The power of competition
The rise of other A2-protein infant milk products has helped to grow the category and business for a2MC, chief executive for Greater China, Xiao Li said.
While the prevailing trend has been domestic brands winning market share from MNCs, Li said that a2MC was the exception.
A reason is because the new A2-protein competitors are helping to grow the category, which a2MC had benefited from.
Citing data from Nielsen, he said that in the case of MBS, the moving annual total (MAT) for a2MC had increased from two per cent to 2.5 per cent between June 2020 and June this year.
Local A2-protein infant formula brand Junlebao also saw its MAT went up from 0.2 per cent to 0.4 per cent, while Wyeth’s illuma ATWO had dropped from 0.2 per cent to 0.4 per cent.

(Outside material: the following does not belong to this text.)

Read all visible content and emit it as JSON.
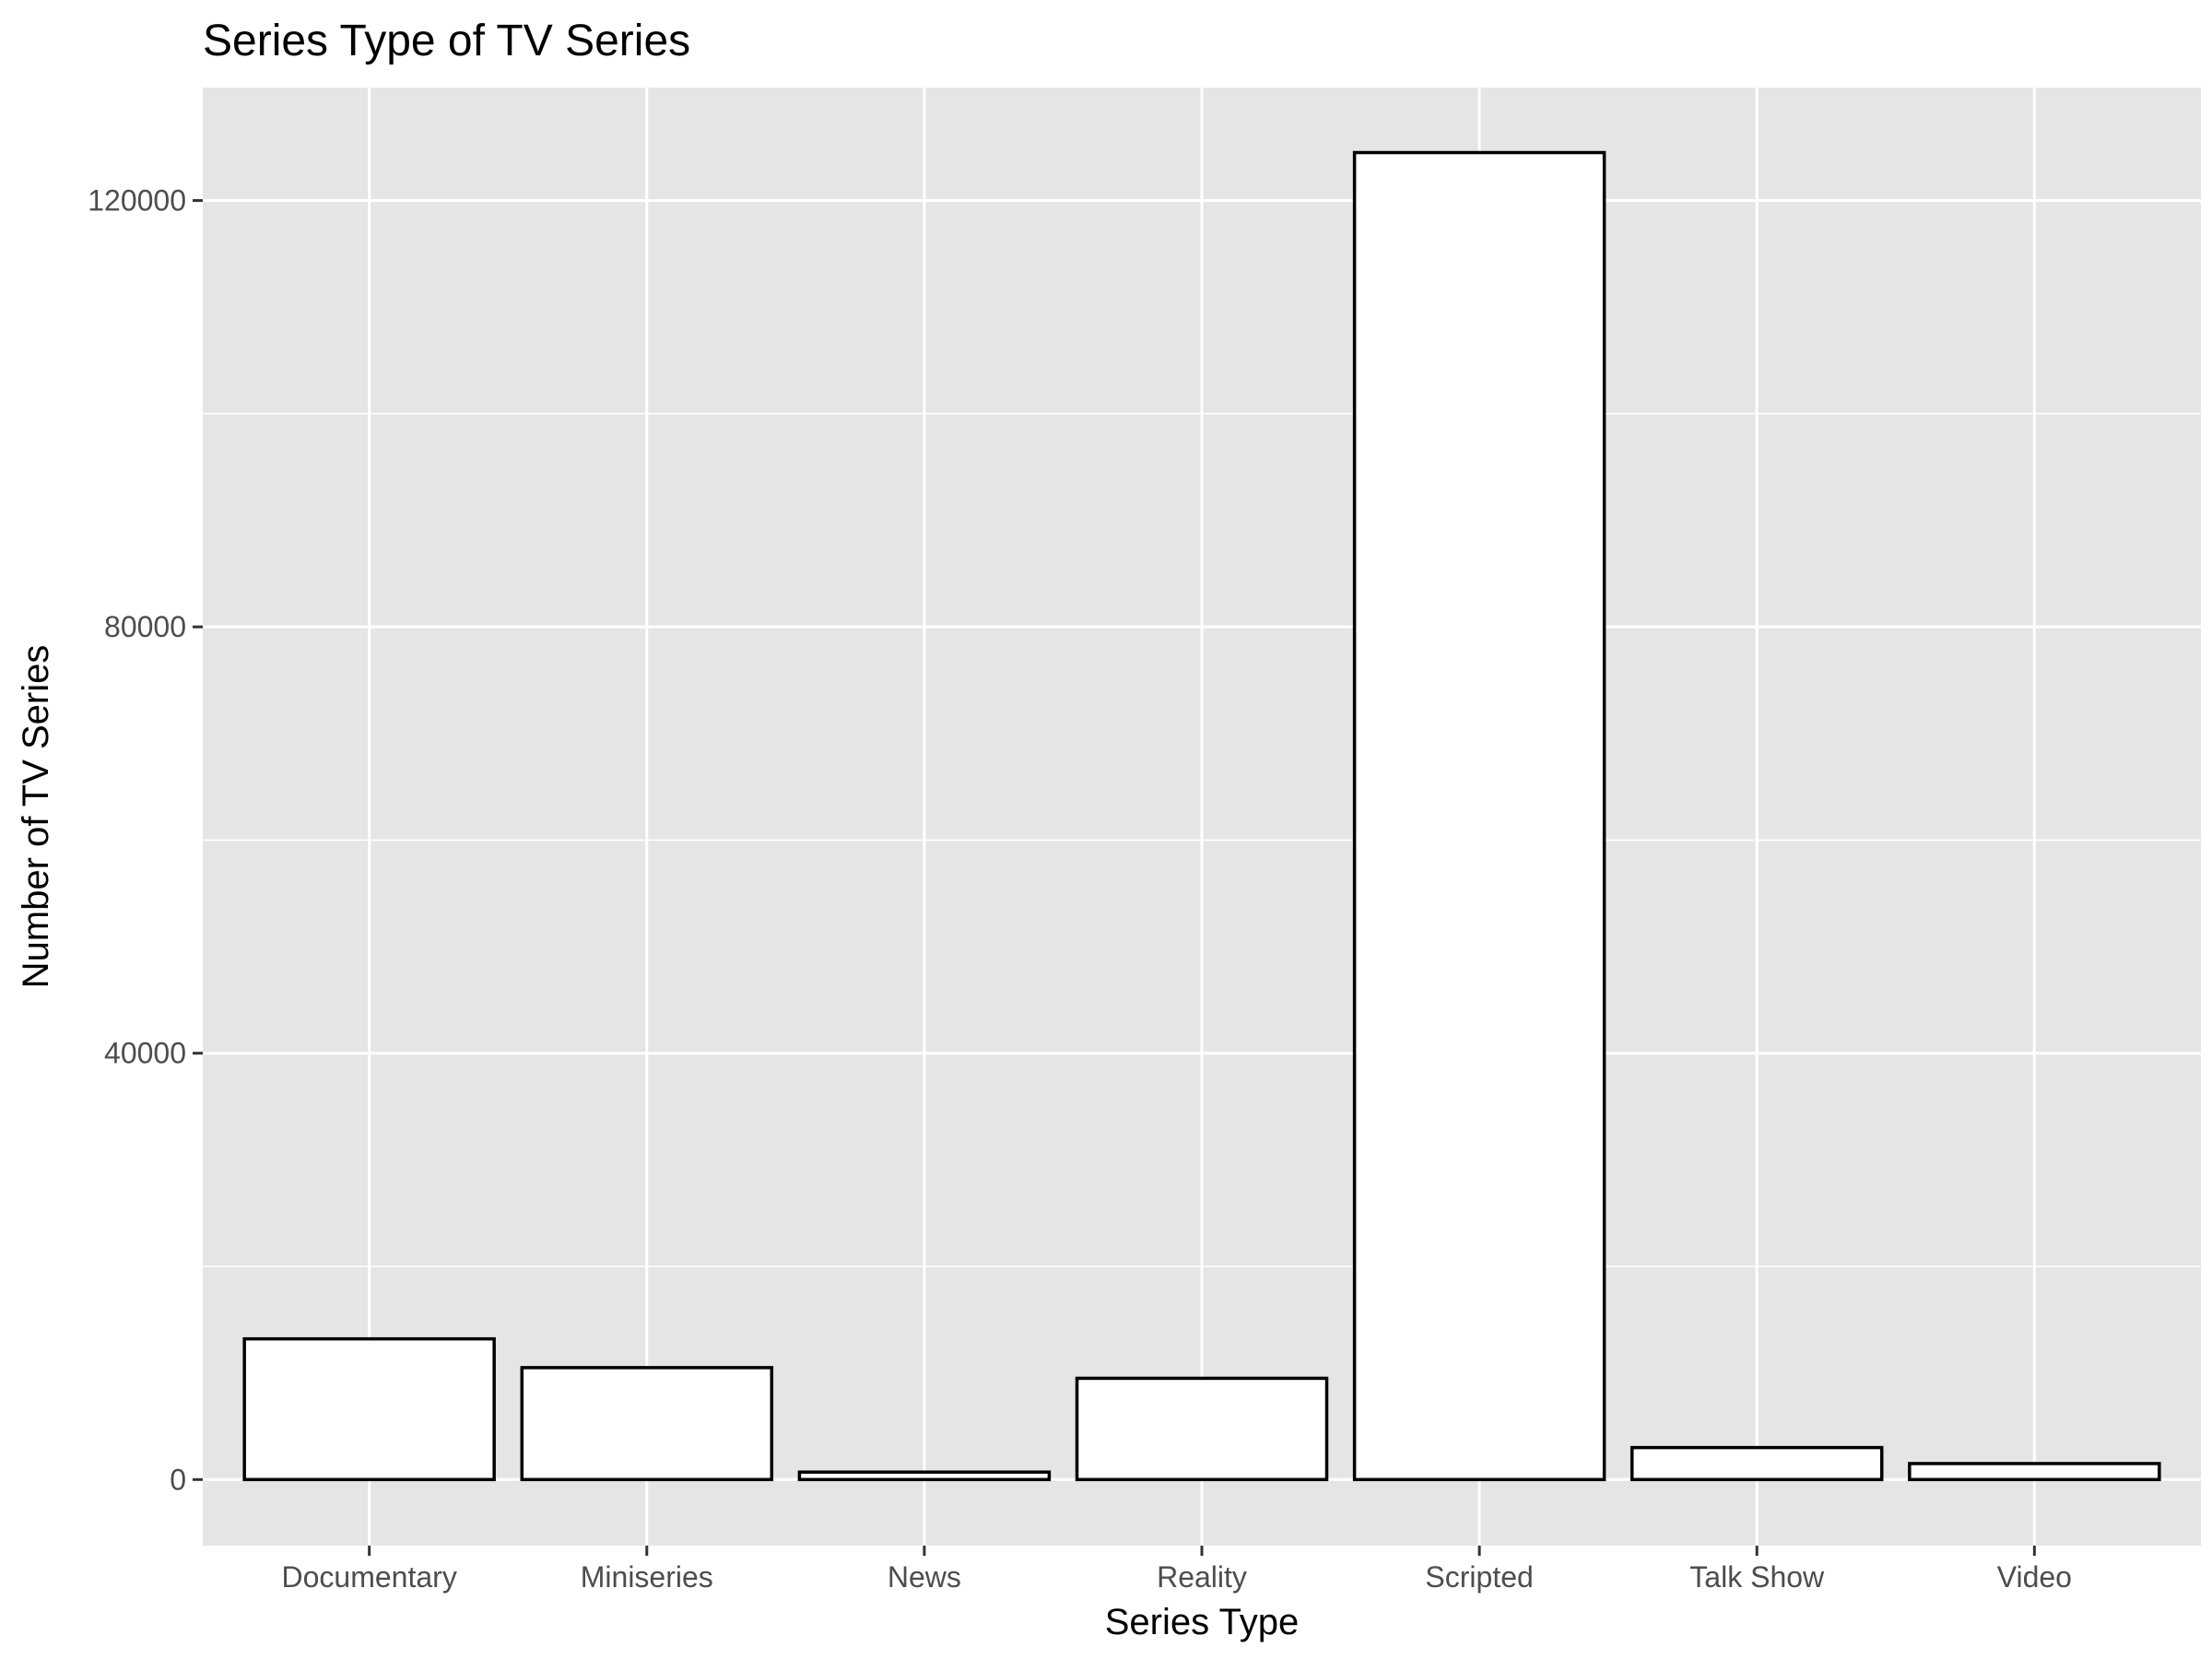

As consumers’ understanding of the A2-protein deepens, the a2MC is planning to launch more products suitable for the entire family.
A year ago, it launched UHT a2 milk in China.
The plan is to target about NZD$200m in sales growth from non-IMF product categories in China over time.
“We will innovate and expand our infant milk formula product portfolio to appeal to a broader set of consumers and to maximise our distribution potential,” Bortolussi said.
Sources of knowledge
From its survey, the a2MC found that consumers rely on various sources – with no clear domination on the most popular platforms – when researching and discovering new products.
The priority platform survey involving 1,000 respondents found that offline stores were the most used source, even for those who shop online.
Tmall, JD, Babytree, and the Little Red Book were some of the online sources that consumers get their information from.
Rural Vs City
As birth rate is expected to be higher in lower-tier cities, Khor said the company would respond to growth opportunities by further developing its distributor network in these places.
Khor pointed out that the company had delivered strong performance in key cities but “was under-index in lower tier cities”, which meant a further growth opportunity in these areas.